Menghadapi Para Pengejek

Ayat Bacaan : Yudas 1:17-19; Yeremia 5:31 “Sebab mereka telah mengatakan kepada kamu: "Menjelang akhir zaman akan tampil pengejek-pengejek yang akan hidup menuruti hawa nafsu kefasikan mereka” (Yudas 1:17).

Punya pengalaman diejek oleh teman Anda? Misalnya Anda terlalu pendek, atau ada ciri tertentu dari diri Anda yang dapat menjadi bahan ejekan. Menyakitkan, bukan? Alkitab berbicara mengenai para pengejek yang tidak segan-segan mengejek orang benar dan mencemooh mereka. Kita memang terbiasa diejek, tetapi ejekan para pengejek ini akan semakin tinggi intensitasnya dan amat menjatuhkan mental anak-anak Tuhan. Ciri-ciri mereka disebutkan:

Pertama, mereka hidup di dalam hawa nafsu. Hidup mengumbar hawa nafsu sudah terbiasa bagi mereka, sebab mereka mempunyai prinsip bahwa apa yang mereka lakukan tidak akan membawa mereka ke dalam penghukuman Allah. Mereka tidak percaya akan hal itu. Mereka menertawakan orang-orang Kristen yang berusaha hidup dengan kudus. Saya terbiasa mendengar olokan seperti ini, “Ah, sudahlah jangan terlalu suci. Nikmati apa yang ada di dunia ini, tobatnya nanti!” Dan memang semua yang ditawarkan dunia ini adalah kenikmatan, tetapi membawa bencana di kemudian hari. Apa yang enak-enak itu dapat mencelakakan. Daging kita maunya selalu dipuaskan.

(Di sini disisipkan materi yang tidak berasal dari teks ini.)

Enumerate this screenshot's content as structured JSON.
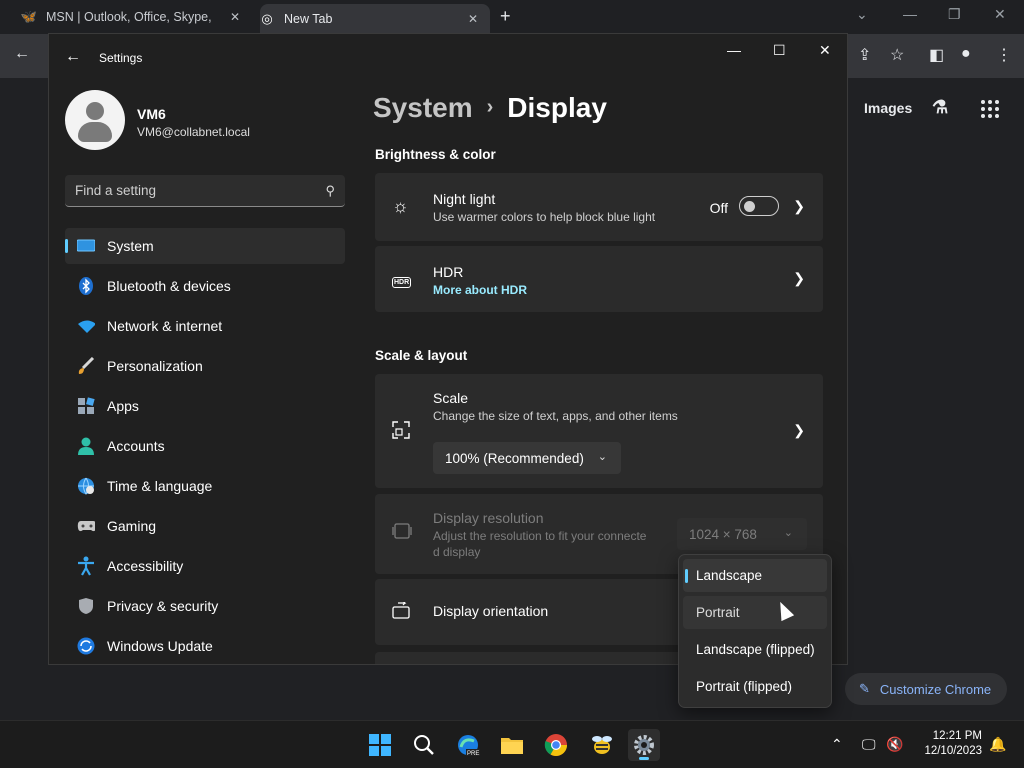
{
  "chrome": {
    "tabs": [
      {
        "title": "MSN | Outlook, Office, Skype, Bing",
        "icon": "msn-icon"
      },
      {
        "title": "New Tab",
        "icon": "chrome-icon"
      }
    ],
    "ntp": {
      "images_link": "Images"
    },
    "customize_label": "Customize Chrome"
  },
  "settings": {
    "app_title": "Settings",
    "user": {
      "name": "VM6",
      "email": "VM6@collabnet.local"
    },
    "search_placeholder": "Find a setting",
    "nav": [
      {
        "label": "System",
        "icon": "monitor-icon",
        "active": true
      },
      {
        "label": "Bluetooth & devices",
        "icon": "bluetooth-icon"
      },
      {
        "label": "Network & internet",
        "icon": "wifi-icon"
      },
      {
        "label": "Personalization",
        "icon": "brush-icon"
      },
      {
        "label": "Apps",
        "icon": "apps-icon"
      },
      {
        "label": "Accounts",
        "icon": "person-icon"
      },
      {
        "label": "Time & language",
        "icon": "globe-clock-icon"
      },
      {
        "label": "Gaming",
        "icon": "gamepad-icon"
      },
      {
        "label": "Accessibility",
        "icon": "accessibility-icon"
      },
      {
        "label": "Privacy & security",
        "icon": "shield-icon"
      },
      {
        "label": "Windows Update",
        "icon": "update-icon"
      }
    ],
    "breadcrumb": {
      "parent": "System",
      "separator": "›",
      "current": "Display"
    },
    "sections": {
      "brightness": {
        "heading": "Brightness & color",
        "night_light": {
          "title": "Night light",
          "subtitle": "Use warmer colors to help block blue light",
          "state": "Off"
        },
        "hdr": {
          "title": "HDR",
          "link": "More about HDR",
          "badge": "HDR"
        }
      },
      "scale_layout": {
        "heading": "Scale & layout",
        "scale": {
          "title": "Scale",
          "subtitle": "Change the size of text, apps, and other items",
          "value": "100% (Recommended)"
        },
        "resolution": {
          "title": "Display resolution",
          "subtitle_line1": "Adjust the resolution to fit your connecte",
          "subtitle_line2": "d display",
          "value": "1024 × 768"
        },
        "orientation": {
          "title": "Display orientation"
        }
      }
    },
    "orientation_options": [
      "Landscape",
      "Portrait",
      "Landscape (flipped)",
      "Portrait (flipped)"
    ],
    "orientation_selected": "Landscape"
  },
  "taskbar": {
    "time": "12:21 PM",
    "date": "12/10/2023"
  },
  "colors": {
    "accent": "#60cdff",
    "link": "#99ebff",
    "chrome_link": "#8ab4f8"
  }
}
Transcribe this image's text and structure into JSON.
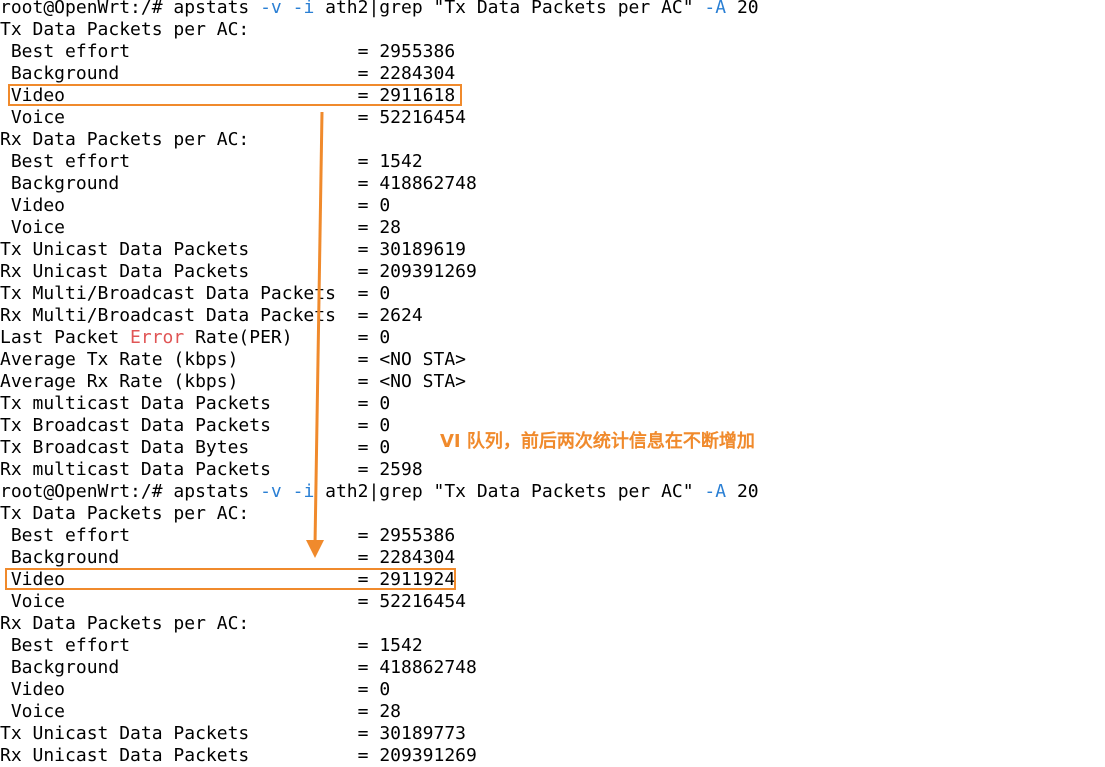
{
  "terminal": {
    "lines": [
      {
        "type": "prompt",
        "prompt": "root@OpenWrt:/# ",
        "cmd1": "apstats ",
        "flag1": "-v -i",
        "cmd2": " ath2|grep \"Tx Data Packets per AC\" ",
        "flag2": "-A",
        "cmd3": " 20"
      },
      {
        "type": "heading",
        "text": "Tx Data Packets per AC:"
      },
      {
        "type": "kv",
        "label": " Best effort",
        "value": "2955386"
      },
      {
        "type": "kv",
        "label": " Background",
        "value": "2284304"
      },
      {
        "type": "kv",
        "label": " Video",
        "value": "2911618"
      },
      {
        "type": "kv",
        "label": " Voice",
        "value": "52216454"
      },
      {
        "type": "heading",
        "text": "Rx Data Packets per AC:"
      },
      {
        "type": "kv",
        "label": " Best effort",
        "value": "1542"
      },
      {
        "type": "kv",
        "label": " Background",
        "value": "418862748"
      },
      {
        "type": "kv",
        "label": " Video",
        "value": "0"
      },
      {
        "type": "kv",
        "label": " Voice",
        "value": "28"
      },
      {
        "type": "kv",
        "label": "Tx Unicast Data Packets",
        "value": "30189619"
      },
      {
        "type": "kv",
        "label": "Rx Unicast Data Packets",
        "value": "209391269"
      },
      {
        "type": "kv",
        "label": "Tx Multi/Broadcast Data Packets",
        "value": "0"
      },
      {
        "type": "kv",
        "label": "Rx Multi/Broadcast Data Packets",
        "value": "2624"
      },
      {
        "type": "kv-error",
        "pre": "Last Packet ",
        "err": "Error",
        "post": " Rate(PER)",
        "value": "0"
      },
      {
        "type": "kv",
        "label": "Average Tx Rate (kbps)",
        "value": "<NO STA>"
      },
      {
        "type": "kv",
        "label": "Average Rx Rate (kbps)",
        "value": "<NO STA>"
      },
      {
        "type": "kv",
        "label": "Tx multicast Data Packets",
        "value": "0"
      },
      {
        "type": "kv",
        "label": "Tx Broadcast Data Packets",
        "value": "0"
      },
      {
        "type": "kv",
        "label": "Tx Broadcast Data Bytes",
        "value": "0"
      },
      {
        "type": "kv",
        "label": "Rx multicast Data Packets",
        "value": "2598"
      },
      {
        "type": "prompt",
        "prompt": "root@OpenWrt:/# ",
        "cmd1": "apstats ",
        "flag1": "-v -i",
        "cmd2": " ath2|grep \"Tx Data Packets per AC\" ",
        "flag2": "-A",
        "cmd3": " 20"
      },
      {
        "type": "heading",
        "text": "Tx Data Packets per AC:"
      },
      {
        "type": "kv",
        "label": " Best effort",
        "value": "2955386"
      },
      {
        "type": "kv",
        "label": " Background",
        "value": "2284304"
      },
      {
        "type": "kv",
        "label": " Video",
        "value": "2911924"
      },
      {
        "type": "kv",
        "label": " Voice",
        "value": "52216454"
      },
      {
        "type": "heading",
        "text": "Rx Data Packets per AC:"
      },
      {
        "type": "kv",
        "label": " Best effort",
        "value": "1542"
      },
      {
        "type": "kv",
        "label": " Background",
        "value": "418862748"
      },
      {
        "type": "kv",
        "label": " Video",
        "value": "0"
      },
      {
        "type": "kv",
        "label": " Voice",
        "value": "28"
      },
      {
        "type": "kv",
        "label": "Tx Unicast Data Packets",
        "value": "30189773"
      },
      {
        "type": "kv",
        "label": "Rx Unicast Data Packets",
        "value": "209391269"
      }
    ]
  },
  "separator": " = ",
  "annotation": {
    "text": "VI 队列，前后两次统计信息在不断增加"
  },
  "colors": {
    "accent": "#f08a2c",
    "flag": "#2a7fd4",
    "error_word": "#e05555",
    "text": "#000000",
    "background": "#ffffff"
  }
}
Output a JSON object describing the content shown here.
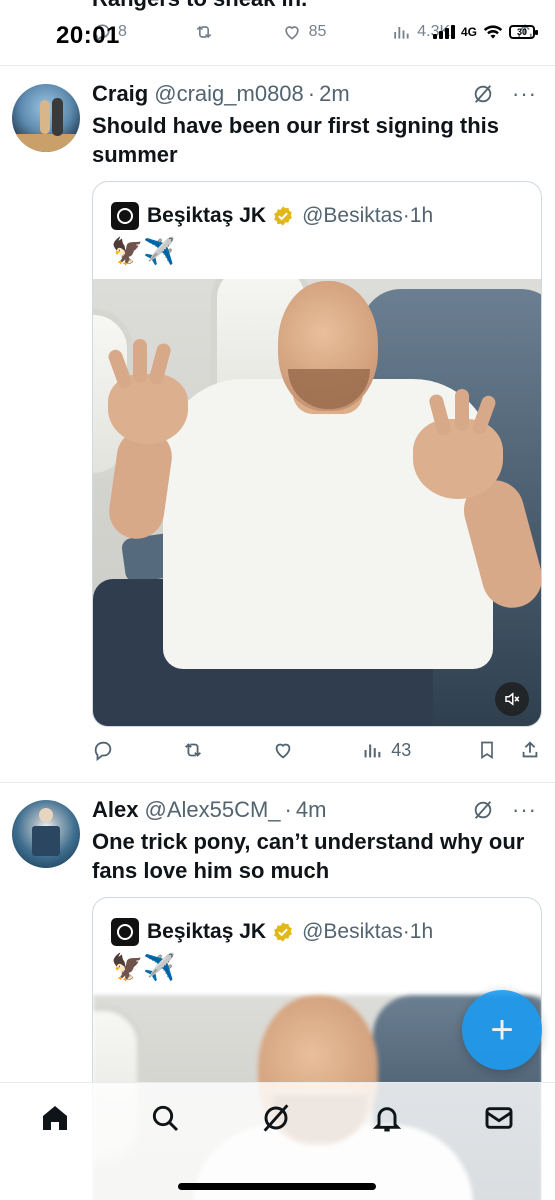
{
  "status_bar": {
    "time": "20:01",
    "network": "4G",
    "battery": "30"
  },
  "previous_tweet": {
    "partial_text": "Rangers to sneak in.",
    "actions": {
      "reply_count": "8",
      "like_count": "85",
      "views_count": "4.3K"
    }
  },
  "tweets": [
    {
      "name": "Craig",
      "handle": "@craig_m0808",
      "time": "2m",
      "text": "Should have been our first signing this summer",
      "quote": {
        "name": "Beşiktaş JK",
        "handle": "@Besiktas",
        "time": "1h",
        "emoji": "🦅✈️"
      },
      "actions": {
        "views_count": "43"
      }
    },
    {
      "name": "Alex",
      "handle": "@Alex55CM_",
      "time": "4m",
      "text": "One trick pony, can’t understand why our fans love him so much",
      "quote": {
        "name": "Beşiktaş JK",
        "handle": "@Besiktas",
        "time": "1h",
        "emoji": "🦅✈️"
      }
    }
  ],
  "fab": {
    "label": "+"
  },
  "colors": {
    "accent": "#1d9bf0",
    "text_primary": "#0f1419",
    "text_secondary": "#536471",
    "border": "#cfd9de",
    "verified_gold": "#e2b719"
  },
  "icons": {
    "bottom_nav": [
      "home-icon",
      "search-icon",
      "grok-icon",
      "notifications-icon",
      "messages-icon"
    ]
  }
}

Kedua, mereka menjadi penyebab dari perpecahan. Anda terbiasa mendengar gereja pecah? Mungkin jawabannya “ya”. Tetapi para pengejek memang sengaja memecah gereja Tuhan dan memecah belah mereka. Jadi bukan sekedar karena beda pendapat dengan pendetanya atau para penatuanya. Tujuannya jelas, supaya jemaat Tuhan saling membunuh dan menghancurkan. Ini mengingatkan kita akan politik “devide et empera” (politik mengadu domba) yang terkenal di masa kolonial Belanda. Gereja yang mudah pecah lalu timbul banyak aliran itu bukanlah berita kemajuan, tetapi kemunduran. Yesus sendiri memberikan sinyalemen mengenai hal ini bahwa tubuh-Nya itu harus satu seperti Dia dan Bapa adalah satu.

Ejekan yang paling santer pada akhir zaman adalah mengenai kedatangan Tuhan. Yesus memang berkata bahwa Dia pasti datang, tetapi “keterlambatan” mengenai kedatangan-Nya ini dimanfaatkan oleh para pengejek untuk menjatuhkan orang Kristen. Mereka tidak tahu bahwa Yesus sedang dan pasti datang!

Renungan: Jangan putus asa mengiring Tuhan. Jangan kecewa kalau Ia sepertinya terlambat datang kembali ke dunia ini. Nantikanlah dengan tekun sebab Dia pasti memberikan pahala kepada mereka yang bertahan dan bersabar. Anggaplah kata-kata pengejek sebagai bumbu pedas supaya iman kita semakin diteguhkan.